Based on their interpretation of the CARD Act, some issuers feel that they have no choice but to perform what is known as a "hard" credit inquiry every time a customer asks for a credit limit increase. This type of credit inquiry is recorded on your credit report and can negatively impact your score. If you have a FICO of 800 and get a hard credit inquiry, it wouldn't be unusual for your score to drop by 10 or 15 points.

Previously, banks would oftentimes increase a customer's limit without doing the hard credit inquiry. But based on some rather vague wording in the CARD Act, they now fear they must collect as much information as possible to prove that the higher credit limit is justified, so that they don't get blamed for giving too much credit.

Ironically, this increased regulation is actually hurting consumers' credit scores; in order to get a credit limit increase, you may have to jeopardize your credit score.
http://www.americanthinker.com/prin...credit_card_regulation_hurting_consumers.html
 
"The clearest explanation of the effect of Obamacare on employment that I have seen recently comes in a paper by a professor of economics at the University of Chicago, Casey B. Mulligan, recently released by the National Bureau of Economic Research. He writes that the Affordable Care Act, along with other expansions in safety net programs, has created “a massive 17 percent reduction in the reward to working.” As a result, he says, “it is unlikely that labor market activity will return even near to its pre-recession levels as long as the ACA’s work disincentives remain in place.”"

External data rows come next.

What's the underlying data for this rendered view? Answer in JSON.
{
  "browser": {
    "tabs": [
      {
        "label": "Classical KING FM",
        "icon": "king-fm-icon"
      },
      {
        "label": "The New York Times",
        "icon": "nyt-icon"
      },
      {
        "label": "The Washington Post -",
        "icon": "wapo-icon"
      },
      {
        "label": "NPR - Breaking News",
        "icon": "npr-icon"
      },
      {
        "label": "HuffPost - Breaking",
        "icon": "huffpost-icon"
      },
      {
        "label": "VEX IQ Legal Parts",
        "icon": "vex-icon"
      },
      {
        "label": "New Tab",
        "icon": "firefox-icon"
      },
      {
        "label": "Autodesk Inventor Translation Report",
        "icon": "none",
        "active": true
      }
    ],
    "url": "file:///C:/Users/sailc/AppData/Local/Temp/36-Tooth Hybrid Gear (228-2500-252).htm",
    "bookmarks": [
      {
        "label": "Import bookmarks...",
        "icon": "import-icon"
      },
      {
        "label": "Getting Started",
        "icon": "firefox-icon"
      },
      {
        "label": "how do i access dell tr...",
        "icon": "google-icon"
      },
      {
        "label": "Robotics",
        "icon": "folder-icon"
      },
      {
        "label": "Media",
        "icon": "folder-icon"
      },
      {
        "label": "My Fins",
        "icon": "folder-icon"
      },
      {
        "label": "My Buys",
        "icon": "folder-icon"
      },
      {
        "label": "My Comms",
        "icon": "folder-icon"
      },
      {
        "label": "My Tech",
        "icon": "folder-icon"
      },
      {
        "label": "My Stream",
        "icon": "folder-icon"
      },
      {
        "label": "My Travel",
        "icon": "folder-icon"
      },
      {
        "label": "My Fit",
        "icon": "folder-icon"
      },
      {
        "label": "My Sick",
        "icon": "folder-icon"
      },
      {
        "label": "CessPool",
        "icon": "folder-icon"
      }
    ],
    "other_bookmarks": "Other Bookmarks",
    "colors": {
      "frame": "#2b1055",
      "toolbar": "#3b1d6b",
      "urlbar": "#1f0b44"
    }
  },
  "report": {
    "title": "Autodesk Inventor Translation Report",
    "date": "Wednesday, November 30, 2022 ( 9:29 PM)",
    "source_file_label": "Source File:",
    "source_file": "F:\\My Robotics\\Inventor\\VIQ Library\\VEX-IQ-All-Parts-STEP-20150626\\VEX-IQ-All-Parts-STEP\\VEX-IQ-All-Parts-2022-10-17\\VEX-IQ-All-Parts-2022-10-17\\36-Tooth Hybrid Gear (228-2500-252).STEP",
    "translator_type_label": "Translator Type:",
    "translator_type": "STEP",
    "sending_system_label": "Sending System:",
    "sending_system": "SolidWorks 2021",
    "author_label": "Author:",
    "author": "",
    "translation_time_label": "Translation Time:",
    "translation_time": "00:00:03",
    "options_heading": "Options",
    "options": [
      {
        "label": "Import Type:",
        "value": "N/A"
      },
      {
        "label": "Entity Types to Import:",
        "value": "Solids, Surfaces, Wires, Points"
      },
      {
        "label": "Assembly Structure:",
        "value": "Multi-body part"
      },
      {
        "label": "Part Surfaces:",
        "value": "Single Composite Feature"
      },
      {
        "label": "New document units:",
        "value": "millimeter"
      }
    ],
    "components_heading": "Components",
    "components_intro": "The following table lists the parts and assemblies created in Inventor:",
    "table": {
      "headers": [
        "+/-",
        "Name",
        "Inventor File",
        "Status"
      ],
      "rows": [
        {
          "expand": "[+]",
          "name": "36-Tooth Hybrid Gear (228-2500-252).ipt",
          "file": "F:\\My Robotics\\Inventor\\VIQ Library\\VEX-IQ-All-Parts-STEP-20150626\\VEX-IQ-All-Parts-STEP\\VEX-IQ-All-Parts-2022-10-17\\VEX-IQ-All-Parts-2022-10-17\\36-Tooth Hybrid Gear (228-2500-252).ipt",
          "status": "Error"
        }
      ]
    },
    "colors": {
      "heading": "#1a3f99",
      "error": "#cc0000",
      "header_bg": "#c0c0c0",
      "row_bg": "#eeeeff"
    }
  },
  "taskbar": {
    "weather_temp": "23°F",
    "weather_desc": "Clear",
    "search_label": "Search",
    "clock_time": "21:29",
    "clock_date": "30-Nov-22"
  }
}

http://reason.com/archives/2013/09/02/unhappy-labor-day-obamacare-edition
 
Continuing:

He offers the example of a person comparing a 29-hour-a-week job without employer-sponsored health insurance with a 40-hour-a-week job that includes employer-sponsored health insurance. Given the subsidies that the federal government provides for health insurance under Obamacare, the person ends up with more money, and the same amount of health insurance, by taking the part-time job.

“Moving from-full-time employment to part-time employment can trigger generous assistance with health insurance and out-of-pocket expenses that can offset much of the income lost to reduced work hours,” he writes. “Under the ACA, it will not be extraordinary for people to be able to have more disposable income from a part-time position than from a full-time one.”

As Professor Mulligan’s paper puts it, Obamacare’s provisions combined “raise marginal tax rates in 2015 by 10 percentage points of total compensation, on average, for about half of the nonelderly adult population and zero percentage points for the rest.” Professor Mulligan describes the results as “startling,” which may be understating it.
 
"The clearest explanation of the effect of Obamacare on employment that I have seen recently comes in a paper by a professor of economics at the University of Chicago, Casey B. Mulligan, recently released by the National Bureau of Economic Research. He writes that the Affordable Care Act, along with other expansions in safety net programs, has created “a massive 17 percent reduction in the reward to working.” As a result, he says, “it is unlikely that labor market activity will return even near to its pre-recession levels as long as the ACA’s work disincentives remain in place.”"

http://reason.com/archives/2013/09/02/unhappy-labor-day-obamacare-edition

The ACA has "work incentives"?

What the hell is a "reward to working"? Health insurance?

This cut-and-paste makes even less sense than your usual daily drivel.
 
Can't answer the questions, can you AJ?

Do you even read the garbage you cut-and-paste here anymore?